One part of our body is seen more clearly online: the face. We can see and identify facial expressions much better online than in-person because we see people close-up. If we train ourselves to be sensitive to facial expressions, we can get more information about patients through their faces than in our office.
Contrary to the common belief, the body is not absent in online relations. We still sense and feel our body, and the patients still sense theirs. It’s the body-to-body communication that is missing. We can ask the patients to report their body sensations and in requesting that they move in the room (distance themselves from the screen or get closer to it) according to the changing circumstances and needs. As they use the sensorimotor approach, which focuses on the body and sensations, they offer many creative ways to overcome the absence of body interaction in online therapy.
The Question of Presence
Therapists’ presence is understood as the ultimate state of moment-by-moment receptivity and deep relational contact. It involves a being with the client rather than a doing to the client. For many reasons, it is much more difficult to stay present online. There are too many distractions, and the screen barrier might decrease and dilute the presence of the therapist. However, just as some television presenters can pass the screen and transmit their presence through the ether, therapists can learn to do so as well.
One way of increasing presence is to use yourself more. More self-disclosure is helpful in creating presence. The appropriate kind of self-disclosure and transparency is about the here-and-now. Taking responsibilities for mistakes and for empathic failures is another way of increasing the presence of the therapist. You can also use your imagination and invite the patients to use theirs.
The Dialogue of the Patient with Technology
Meeting with patients via online video conference illuminates the way they handle technology. The dialogue of therapists and patients with online advantages (and hazards) is characteristic of how we cope with modern life. The therapist should listen to the way the patient reacts to the new therapeutic setting from a wider angle: Fear of changes? Enjoying new adventures?
In Conclusion: Practical Considerations for Online Video Therapy
-Integrate f2f and online meetings (not often possible in the current crisis)

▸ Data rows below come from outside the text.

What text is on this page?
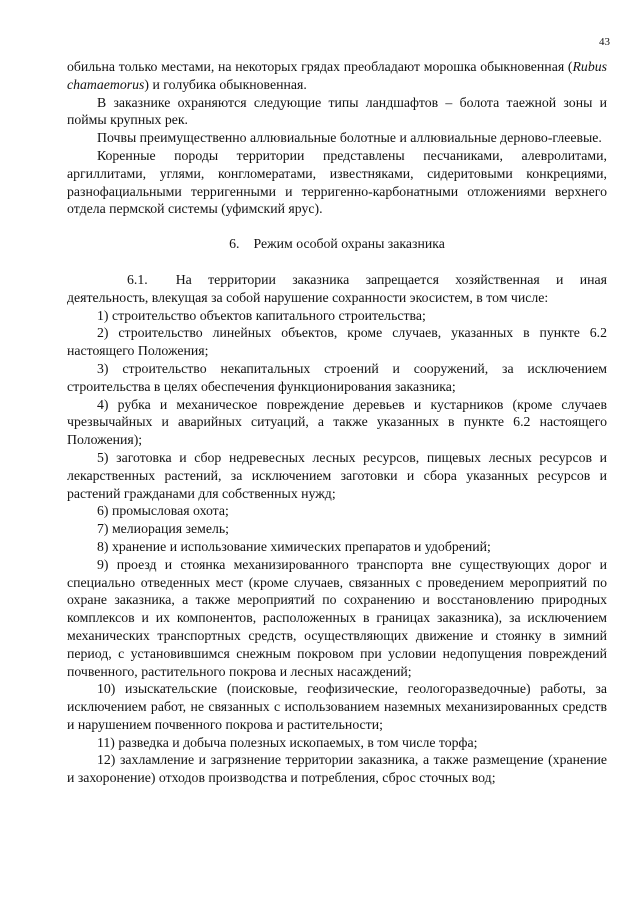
43

обильна только местами, на некоторых грядах преобладают морошка обыкновенная (Rubus chamaemorus) и голубика обыкновенная.

В заказнике охраняются следующие типы ландшафтов – болота таежной зоны и поймы крупных рек.

Почвы преимущественно аллювиальные болотные и аллювиальные дерново-глеевые.

Коренные породы территории представлены песчаниками, алевролитами, аргиллитами, углями, конгломератами, известняками, сидеритовыми конкрециями, разнофациальными терригенными и терригенно-карбонатными отложениями верхнего отдела пермской системы (уфимский ярус).

6. Режим особой охраны заказника

6.1. На территории заказника запрещается хозяйственная и иная деятельность, влекущая за собой нарушение сохранности экосистем, в том числе:

1) строительство объектов капитального строительства;

2) строительство линейных объектов, кроме случаев, указанных в пункте 6.2 настоящего Положения;

3) строительство некапитальных строений и сооружений, за исключением строительства в целях обеспечения функционирования заказника;

4) рубка и механическое повреждение деревьев и кустарников (кроме случаев чрезвычайных и аварийных ситуаций, а также указанных в пункте 6.2 настоящего Положения);

5) заготовка и сбор недревесных лесных ресурсов, пищевых лесных ресурсов и лекарственных растений, за исключением заготовки и сбора указанных ресурсов и растений гражданами для собственных нужд;

6) промысловая охота;

7) мелиорация земель;

8) хранение и использование химических препаратов и удобрений;

9) проезд и стоянка механизированного транспорта вне существующих дорог и специально отведенных мест (кроме случаев, связанных с проведением мероприятий по охране заказника, а также мероприятий по сохранению и восстановлению природных комплексов и их компонентов, расположенных в границах заказника), за исключением механических транспортных средств, осуществляющих движение и стоянку в зимний период, с установившимся снежным покровом при условии недопущения повреждений почвенного, растительного покрова и лесных насаждений;

10) изыскательские (поисковые, геофизические, геологоразведочные) работы, за исключением работ, не связанных с использованием наземных механизированных средств и нарушением почвенного покрова и растительности;

11) разведка и добыча полезных ископаемых, в том числе торфа;

12) захламление и загрязнение территории заказника, а также размещение (хранение и захоронение) отходов производства и потребления, сброс сточных вод;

-Take into consideration the meeting frequency due to “diluting” the therapeutic alliance online
-Think about the appropriate distance from screen for you and your patient
-Be keenly focused on the conversation
-Prepare the patient to arrange the holding environment
-Add suitable items to the agreement
-Prepare adequate measures for emergency
-Do not ignore what is happening in the patient’s room
-Acquire some technological skills
-Give the patient technical instructions
-Have a backup plan when technology fails
-Pay attention to your countertransference when connection is lost
-Create a virtual background
-Consider the place of the camera
-Pay attention to your self-screen-image
-Do not dismiss the dress code
-Remember the ethical and legal requirements
Two dialectical messages for conclusion: agility, flexibility, and resilience are essential skills in the 21st-century, particularly when unforeseen disruptive viruses and devastating events driven by climate change are likely to be increasingly common (Blumenstyk, 2020). At the same time practitioners should remember that technology will never replace human touch.